Implants mammaires : les femmes doivent être clairement informées

, par  Aude Malaret

L’Agence nationale de sécurité du médicament et des produits de santé (ANSM) a publié le 6 mai dernier un rapport sur l’usage des implants en silicone pour la période 2010-2013. Celui-ci s’intéresse aux risques de rupture des prothèses et d’apparition de cancer, ainsi qu’aux contrôles effectués en laboratoire et au cours de la fabrication.

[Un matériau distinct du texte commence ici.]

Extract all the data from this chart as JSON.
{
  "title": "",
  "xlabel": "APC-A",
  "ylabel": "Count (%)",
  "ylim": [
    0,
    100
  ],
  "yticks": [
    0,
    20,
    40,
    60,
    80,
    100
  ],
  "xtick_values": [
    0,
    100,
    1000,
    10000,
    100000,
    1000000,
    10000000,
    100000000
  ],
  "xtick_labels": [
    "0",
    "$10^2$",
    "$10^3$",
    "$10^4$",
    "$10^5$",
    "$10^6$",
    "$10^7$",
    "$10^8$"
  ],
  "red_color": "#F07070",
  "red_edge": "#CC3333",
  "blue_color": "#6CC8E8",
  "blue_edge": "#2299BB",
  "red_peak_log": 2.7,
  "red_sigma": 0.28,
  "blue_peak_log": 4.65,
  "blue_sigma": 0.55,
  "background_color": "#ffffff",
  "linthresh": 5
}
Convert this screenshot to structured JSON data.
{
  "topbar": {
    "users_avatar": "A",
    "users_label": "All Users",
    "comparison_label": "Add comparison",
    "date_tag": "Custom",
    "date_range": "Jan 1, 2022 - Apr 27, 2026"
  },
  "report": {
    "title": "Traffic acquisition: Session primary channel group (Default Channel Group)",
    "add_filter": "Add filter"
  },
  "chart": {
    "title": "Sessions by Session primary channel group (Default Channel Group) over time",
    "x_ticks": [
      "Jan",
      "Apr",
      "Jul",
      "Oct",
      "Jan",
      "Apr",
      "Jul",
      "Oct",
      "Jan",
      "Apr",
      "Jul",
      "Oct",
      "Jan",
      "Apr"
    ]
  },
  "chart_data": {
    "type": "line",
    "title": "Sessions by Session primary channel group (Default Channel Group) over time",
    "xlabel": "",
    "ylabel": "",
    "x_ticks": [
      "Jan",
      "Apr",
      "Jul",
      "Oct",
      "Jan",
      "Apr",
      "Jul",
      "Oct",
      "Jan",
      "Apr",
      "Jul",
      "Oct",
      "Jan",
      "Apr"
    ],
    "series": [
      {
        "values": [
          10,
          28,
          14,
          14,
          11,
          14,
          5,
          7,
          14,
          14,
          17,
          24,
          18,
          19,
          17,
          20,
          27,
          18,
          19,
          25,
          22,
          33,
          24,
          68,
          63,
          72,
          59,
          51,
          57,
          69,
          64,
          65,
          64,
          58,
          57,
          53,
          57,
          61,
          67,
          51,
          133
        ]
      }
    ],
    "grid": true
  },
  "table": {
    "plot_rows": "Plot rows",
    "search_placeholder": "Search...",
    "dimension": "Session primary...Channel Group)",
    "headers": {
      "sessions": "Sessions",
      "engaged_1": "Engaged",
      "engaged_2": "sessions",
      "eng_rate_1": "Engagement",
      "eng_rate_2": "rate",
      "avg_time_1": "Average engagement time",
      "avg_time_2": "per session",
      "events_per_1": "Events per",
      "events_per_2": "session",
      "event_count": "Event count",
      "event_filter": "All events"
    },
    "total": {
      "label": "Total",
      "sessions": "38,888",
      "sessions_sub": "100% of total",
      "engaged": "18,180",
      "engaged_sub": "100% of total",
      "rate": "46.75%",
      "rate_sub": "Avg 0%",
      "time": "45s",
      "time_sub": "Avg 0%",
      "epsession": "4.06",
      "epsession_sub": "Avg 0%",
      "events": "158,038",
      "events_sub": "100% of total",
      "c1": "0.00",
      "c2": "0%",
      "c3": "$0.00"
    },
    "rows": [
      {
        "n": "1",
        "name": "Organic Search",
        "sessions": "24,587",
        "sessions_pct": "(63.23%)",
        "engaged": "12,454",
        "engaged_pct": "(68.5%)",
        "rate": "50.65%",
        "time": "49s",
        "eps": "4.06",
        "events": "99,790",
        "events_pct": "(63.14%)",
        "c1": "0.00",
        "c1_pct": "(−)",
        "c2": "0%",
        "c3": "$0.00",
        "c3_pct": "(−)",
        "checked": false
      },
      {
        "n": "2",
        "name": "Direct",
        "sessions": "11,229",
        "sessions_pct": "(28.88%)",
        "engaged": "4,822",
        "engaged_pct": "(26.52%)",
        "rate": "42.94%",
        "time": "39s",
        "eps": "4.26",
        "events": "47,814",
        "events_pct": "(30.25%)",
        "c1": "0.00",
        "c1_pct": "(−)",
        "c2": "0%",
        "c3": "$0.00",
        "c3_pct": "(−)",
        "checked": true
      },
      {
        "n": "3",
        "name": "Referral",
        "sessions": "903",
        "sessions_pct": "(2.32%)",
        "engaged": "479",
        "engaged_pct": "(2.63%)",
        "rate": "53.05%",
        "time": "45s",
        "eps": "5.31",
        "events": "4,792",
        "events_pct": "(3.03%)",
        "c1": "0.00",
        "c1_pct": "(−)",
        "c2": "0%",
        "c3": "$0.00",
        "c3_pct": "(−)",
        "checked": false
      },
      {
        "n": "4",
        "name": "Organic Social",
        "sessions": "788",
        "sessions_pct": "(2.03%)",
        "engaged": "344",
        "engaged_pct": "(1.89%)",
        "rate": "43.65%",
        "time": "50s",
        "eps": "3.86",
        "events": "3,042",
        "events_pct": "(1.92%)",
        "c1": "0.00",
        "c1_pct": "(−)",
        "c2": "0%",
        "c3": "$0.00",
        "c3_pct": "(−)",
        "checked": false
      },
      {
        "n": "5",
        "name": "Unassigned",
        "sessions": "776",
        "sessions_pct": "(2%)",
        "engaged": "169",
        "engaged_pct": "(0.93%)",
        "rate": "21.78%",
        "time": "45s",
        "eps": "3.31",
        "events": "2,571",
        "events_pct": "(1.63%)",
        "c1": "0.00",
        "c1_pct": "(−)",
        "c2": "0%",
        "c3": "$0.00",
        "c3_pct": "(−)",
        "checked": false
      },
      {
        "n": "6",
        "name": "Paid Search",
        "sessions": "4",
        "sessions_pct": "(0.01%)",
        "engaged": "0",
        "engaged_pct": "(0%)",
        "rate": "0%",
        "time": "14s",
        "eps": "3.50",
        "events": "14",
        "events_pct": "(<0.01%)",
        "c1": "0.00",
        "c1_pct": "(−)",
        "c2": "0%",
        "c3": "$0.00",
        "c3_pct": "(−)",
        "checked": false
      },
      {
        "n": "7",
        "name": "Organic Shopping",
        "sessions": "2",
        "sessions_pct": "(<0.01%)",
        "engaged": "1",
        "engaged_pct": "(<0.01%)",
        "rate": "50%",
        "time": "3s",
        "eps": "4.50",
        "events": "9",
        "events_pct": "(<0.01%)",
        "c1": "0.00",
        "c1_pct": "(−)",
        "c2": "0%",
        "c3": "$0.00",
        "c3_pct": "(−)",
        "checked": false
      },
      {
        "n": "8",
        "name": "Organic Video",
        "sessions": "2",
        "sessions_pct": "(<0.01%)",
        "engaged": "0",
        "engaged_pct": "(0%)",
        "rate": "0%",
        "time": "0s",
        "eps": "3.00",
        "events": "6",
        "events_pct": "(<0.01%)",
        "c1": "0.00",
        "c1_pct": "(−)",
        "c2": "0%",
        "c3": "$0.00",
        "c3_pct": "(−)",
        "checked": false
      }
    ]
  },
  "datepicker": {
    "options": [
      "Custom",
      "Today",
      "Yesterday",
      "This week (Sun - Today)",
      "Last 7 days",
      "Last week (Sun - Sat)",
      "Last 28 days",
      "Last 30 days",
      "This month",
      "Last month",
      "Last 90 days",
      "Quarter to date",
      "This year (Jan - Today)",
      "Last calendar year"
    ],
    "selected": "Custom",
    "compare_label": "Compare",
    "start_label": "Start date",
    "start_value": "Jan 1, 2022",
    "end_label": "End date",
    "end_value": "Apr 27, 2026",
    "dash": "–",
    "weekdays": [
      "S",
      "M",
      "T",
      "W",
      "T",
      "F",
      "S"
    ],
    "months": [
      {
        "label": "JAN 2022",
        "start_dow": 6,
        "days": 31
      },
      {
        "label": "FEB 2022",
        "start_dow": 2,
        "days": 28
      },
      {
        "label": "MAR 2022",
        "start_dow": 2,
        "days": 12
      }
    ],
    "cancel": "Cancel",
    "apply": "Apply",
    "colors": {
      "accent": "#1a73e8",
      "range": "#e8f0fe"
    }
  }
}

Si aucune irrégularité n’a été révélée, il en ressort que les femmes ne sont pas suffisamment informées, notamment sur la durée de vie des implants, qui oscille entre sept et dix ans.

Le scandale sanitaire du gel frelaté dans les prothèses PIP n’a pas découragé les Françaises à recourir aux implants mammaires. En 2013, elles sont 48 000 a avoir été opérées, deux fois plus qu’il y a dix ans. Ainsi, 610 000 implants ont été vendus depuis 2001. Parmi les 340 000 femmes qui ont porté ou portent aujourd’hui des prothèses, 80 % le font pour des raisons esthétiques et 20 % dans le cadre d’une chirurgie réparatrice. L’Agence nationale de sécurité du médicament et des produits de santé (ANSM) a publié le 6 mai dernier un rapport intitulé « Evaluation de l’utilisation des implants mammaires en silicone (hors PIP) en France » pour la période 2010-2013. Globalement rassurant, celui-ci constate néanmoins que toutes les femmes ne sont pas suffisamment informées, en particulier sur la durée de vie des implants, entre sept et dix ans.

Quels sont les risques ?

Pour les incidents de matériovigilance, c’est-à-dire ceux qui sont liés à la déficience des produits, l’analyse montre que la majorité des signalements déclarés à l’ANSM entre 2010 et 2012 sont des ruptures d’implants (environ 65 %). Leur taux reste cependant très faible, de l’ordre de 0,01 à 0,30 % en fonction de la durée d’implantation. A noter que les ruptures ont eu lieu en moyenne au bout de 7,6 années, une durée inférieure à celle annoncée auparavant.
Quant aux risques de cancer, les signalements font ressortir vingt-deux cas de cancer du sein, soit une proportion équivalente à la population générale. Ce sont surtout les cancers de la lymphe qui inquiètent l’agence, six cas lui ayant été rapportés. Cette pathologie extrêmement rare n’a été observée que chez des femmes porteuses d’implants. L’ANSM a donc demandé à l’Institut du cancer de mener des analyses complémentaires.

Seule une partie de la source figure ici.